Clandestino · 28/12/2016 08:20

Mindtrope that's exactly what it is.

Gasp0deTheW0nderD0g · 28/12/2016 08:22

Mindtrope, she sounds like Jill Archer.

(This will mean nothing to anyone who doesn't listen to The Archers. To those who do, come and join the MN Archers thread here. Archers )

She also sounds like my mother, who once told me the sight of me putting dry, clean but unironed pants away in a drawer made her feel physically sick. Sigh.

seagaze · 28/12/2016 08:25

Yanbu, but with my Dd she loves it if I'll go in her bedroom and sort out her mess clothes. But I certainly wouldn't if I wasn't invited. She's not lazy but for her there's never enough hours in the day by the time she's got in from work.

Fluffycloudland77 · 28/12/2016 08:26

I'd hate that, it's intrusive.

Washing up costs a fortune compared to using a dw.

AgainPlease · 28/12/2016 08:30

OP why don't you iron his shirts? Or why doesn't he iron his own shirts? I wouldn't want DH to go to work in crumpled shirts Confused I don't iron either, but I get them pressed at the dry-cleaners once a week.

Basicbrown · 28/12/2016 08:33

AgainPlease why are DH's workshirts in any way the OP's responsibility?

Mindtrope · 28/12/2016 08:35

I guess it must be hard for my mother to have such a role change. Sh has lived with us for two years. Prior to that she had her own home, and organised her family for decades. But then I'm no spring chicken either, so have my own ways of doing things.

I do try to let some things slide over. ATM she has a collection of "toys" for want of a better word.
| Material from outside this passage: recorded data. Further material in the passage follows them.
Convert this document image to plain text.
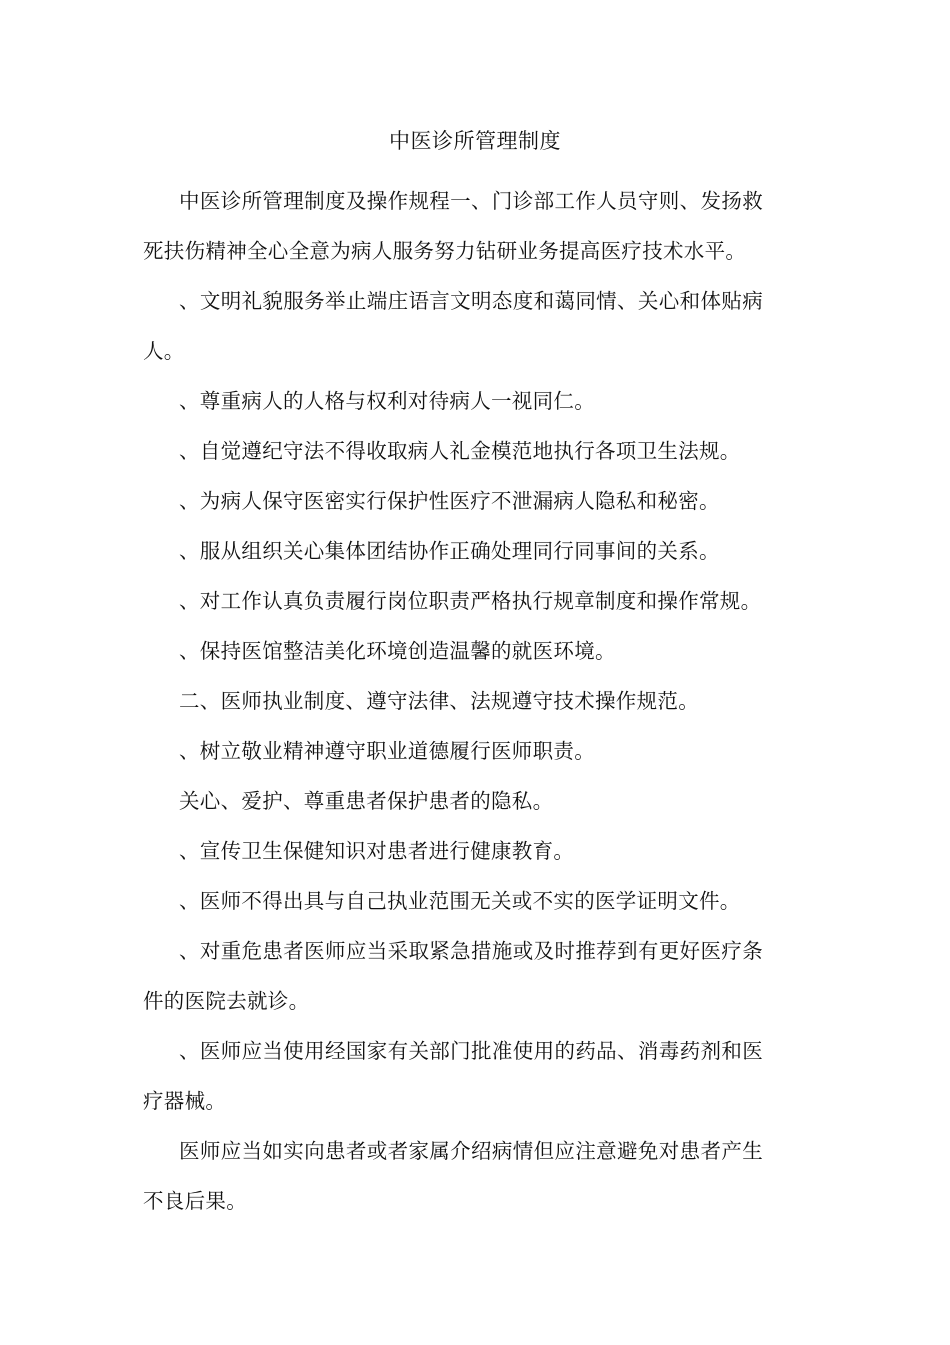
中医诊所管理制度

中医诊所管理制度及操作规程一、门诊部工作人员守则、发扬救死扶伤精神全心全意为病人服务努力钻研业务提高医疗技术水平。

、文明礼貌服务举止端庄语言文明态度和蔼同情、关心和体贴病人。

、尊重病人的人格与权利对待病人一视同仁。

、自觉遵纪守法不得收取病人礼金模范地执行各项卫生法规。

、为病人保守医密实行保护性医疗不泄漏病人隐私和秘密。

、服从组织关心集体团结协作正确处理同行同事间的关系。

、对工作认真负责履行岗位职责严格执行规章制度和操作常规。

、保持医馆整洁美化环境创造温馨的就医环境。

二、医师执业制度、遵守法律、法规遵守技术操作规范。

、树立敬业精神遵守职业道德履行医师职责。

关心、爱护、尊重患者保护患者的隐私。

、宣传卫生保健知识对患者进行健康教育。

、医师不得出具与自己执业范围无关或不实的医学证明文件。

、对重危患者医师应当采取紧急措施或及时推荐到有更好医疗条件的医院去就诊。

、医师应当使用经国家有关部门批准使用的药品、消毒药剂和医疗器械。

医师应当如实向患者或者家属介绍病情但应注意避免对患者产生不良后果。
These solar powered moving plastic things with faces on, pThselastic cats, animals she has bought from Poundshop etc, and has lined them up on the window ledge in our lounge as a display.
These are compromises I expect we have to make. I don't play music when she is withing earshot as she doesn't like my stuff. Luckily the house is quite large so we can generally find our own space.

OP posts:
LindyHemming · 28/12/2016 08:37

This reply has been deleted

Message withdrawn at poster's request.

Mindtrope · 28/12/2016 08:38

Exactly Euphemia.

OP posts:
NormaSmuff · 28/12/2016 08:40

fair enough to offer to iron, bit difficult situation when you are sharing a house, lines will be crossed.
give her ALL the ironing,
if she insists on ironing have an ironing basket/pile, filled with all of your stuff

Crumbs1 · 28/12/2016 08:42

I can see it's slightly irritating but I think you are being a bit harsh. She is trying to help -not entirely altruistically but help nevertheless. She's a mother and has always had a role and responsibility as that. Now she is probably feeling a bit redundant when she just wants to be needed and her role validated. No, she shouldn't poke around in your wardrobe but neither should she feel like a guest if she lives with you. Assuming she remains competent at household jobs, use her talents with reasonable gratitude. People pay a fortune for cleaners and ironing.
Give her regular and one off jobs to do. Explain you feel uncomfortable with her going into your bedroom (although, in truth, I can't see what might be in your wardrobe that is so secret). Put laundry in a basket for her to iron. Let her polish the silver. Get her to drop off the dry cleaning. Ironed bedding would be heaven but who has time for that? Yep, your mother. Does she sew or knit? Get her to knit specifics. Just think of the lovely stuff you could have.
She is probably also bored and lonely but may not have the confidence at her age to start something new. Could you support her in that? Voluntary work might be good as she is then helping someone. Charity shops always need people to iron. Help the aged lunch club? Red Cross manicure service or home from hospital helper?.

Mindtrope · 28/12/2016 08:44

(although, in truth, I can't see what might be in your wardrobe that is so secret)

So you suggest it's fair game?

OP posts:
Mindtrope · 28/12/2016 08:44

I do no ironing.

OP posts:
ClaudiaNaughton · 28/12/2016 08:46

Why not let her feel useful and put the shirts in a basket for ironing? Perhaps she's bored and wants to keep busy. I'd be more annoyed about the plastic menagerie tbh. That could escalate.

Rockpebblestone · 28/12/2016 08:47

Would she garden? Have a little herb garden or veg patch? Could she encourage birds with feeders etc and look after them?